In this article, we explore the different types of trauma-related disorders, their symptoms, causes, and evidence-based treatment options.


What Are Trauma- and Stressor-Related Disorders?

These disorders involve emotional and behavioral symptoms following exposure to one or more traumatic or stressful events. Examples of such events include physical or sexual assault, natural disasters, accidents, military combat, or the sudden death of a loved one.

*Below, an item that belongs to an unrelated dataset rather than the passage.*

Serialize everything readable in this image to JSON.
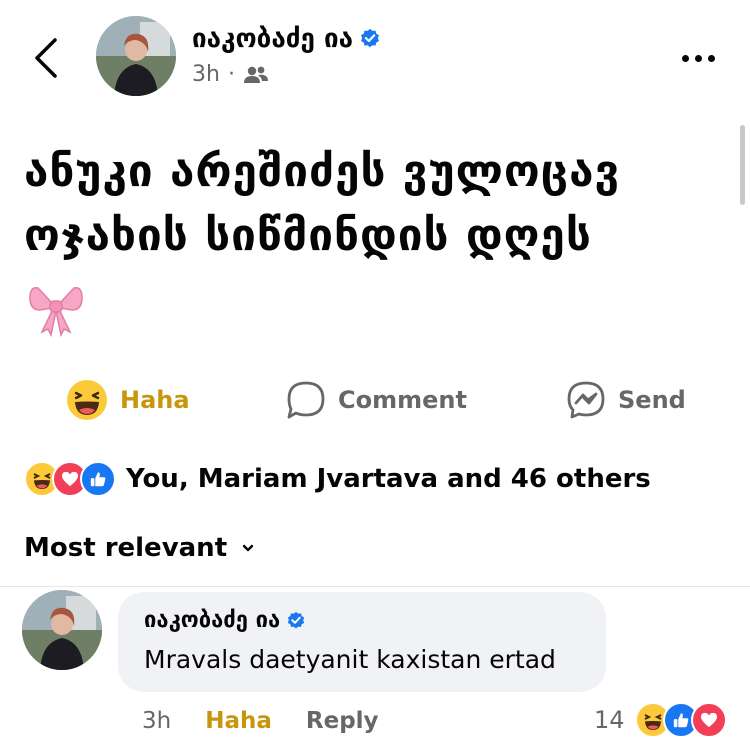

Common disorders in this category include:

1. Post-Traumatic Stress Disorder (PTSD)

PTSD occurs after direct or indirect exposure to a traumatic event.

Symptoms:

  • Intrusive memories or flashbacks
  • Avoidance of trauma reminders
  • Negative changes in mood and cognition
  • Hyperarousal (e.g., irritability, insomnia)

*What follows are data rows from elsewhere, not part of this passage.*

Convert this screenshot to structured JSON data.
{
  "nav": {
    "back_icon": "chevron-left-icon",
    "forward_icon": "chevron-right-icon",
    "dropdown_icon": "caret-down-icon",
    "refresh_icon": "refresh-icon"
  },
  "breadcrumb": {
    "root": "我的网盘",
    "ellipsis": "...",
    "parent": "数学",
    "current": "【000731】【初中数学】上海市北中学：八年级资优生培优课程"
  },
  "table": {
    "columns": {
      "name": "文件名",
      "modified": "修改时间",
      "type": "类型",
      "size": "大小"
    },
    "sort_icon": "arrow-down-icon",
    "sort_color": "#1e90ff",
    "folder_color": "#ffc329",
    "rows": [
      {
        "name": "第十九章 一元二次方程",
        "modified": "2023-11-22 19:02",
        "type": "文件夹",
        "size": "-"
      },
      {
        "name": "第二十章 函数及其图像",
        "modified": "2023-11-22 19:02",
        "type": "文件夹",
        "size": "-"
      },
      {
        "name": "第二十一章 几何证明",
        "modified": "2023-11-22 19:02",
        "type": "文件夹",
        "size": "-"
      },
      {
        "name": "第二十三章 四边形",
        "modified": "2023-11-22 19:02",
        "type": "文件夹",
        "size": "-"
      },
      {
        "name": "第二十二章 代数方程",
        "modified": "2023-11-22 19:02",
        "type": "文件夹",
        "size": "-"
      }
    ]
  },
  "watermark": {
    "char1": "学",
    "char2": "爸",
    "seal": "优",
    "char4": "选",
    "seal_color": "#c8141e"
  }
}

These symptoms persist for more than one month and interfere with daily functioning.

2. Acute Stress Disorder (ASD)

ASD features symptoms similar to PTSD but occurs within three days to one month of the trauma. If symptoms persist longer, it may be diagnosed as PTSD.

3. Adjustment Disorders

This condition involves emotional or behavioral symptoms in response to a specific stressor (e.g., divorce, job loss, chronic illness). It is less severe than PTSD but still causes distress or impairment.

Subtypes include:

  • With depressed mood
  • With anxiety
  • With mixed anxiety and depressed mood
  • With disturbance of conduct

Risk Factors

Not everyone exposed to trauma develops a disorder. However, several factors increase vulnerability:

  • Previous trauma history
  • Lack of social support
  • Childhood adversity
  • Co-occurring mental health issues
  • Genetic predisposition

Women, veterans, first responders, and survivors of abuse or violence are particularly at risk.


Diagnosis and Assessment

Diagnosis is typically made using clinical interviews and structured tools such as:

  • Clinician-Administered PTSD Scale (CAPS)
  • PTSD Checklist (PCL-5)
  • Acute Stress Disorder Scale

The DSM-5 criteria help clinicians distinguish among different trauma-related conditions and rule out other anxiety or mood disorders.


Treatment Options

Effective treatment for trauma- and stressor-related disorders often includes a combination of therapy and medication:

1. Psychotherapy

  • Cognitive Behavioral Therapy (CBT): Helps reframe negative thought patterns
  • Prolonged Exposure Therapy: Gradual exposure to trauma reminders
  • Eye Movement Desensitization and Reprocessing (EMDR): Combines exposure with guided eye movements
  • Trauma-Focused CBT for children and adolescents

2. Medication

  • SSRIs (e.g., sertraline, paroxetine) are FDA-approved for PTSD
  • Prazosin may reduce nightmares and hyperarousal
  • Benzodiazepines are not recommended due to dependency risk

3. Supportive Approaches

  • Peer support groups
  • Mindfulness-based stress reduction (MBSR)
  • Psychoeducation for families and caregivers

Early intervention after trauma exposure can significantly reduce the risk of developing long-term disorders.


Conclusion

Trauma- and stressor-related disorders can have a profound impact on a person’s emotional and physical health. Recognizing the symptoms and providing timely, compassionate, and evidence-based care can improve outcomes dramatically. With proper treatment, individuals can learn to process their trauma and regain control over their lives.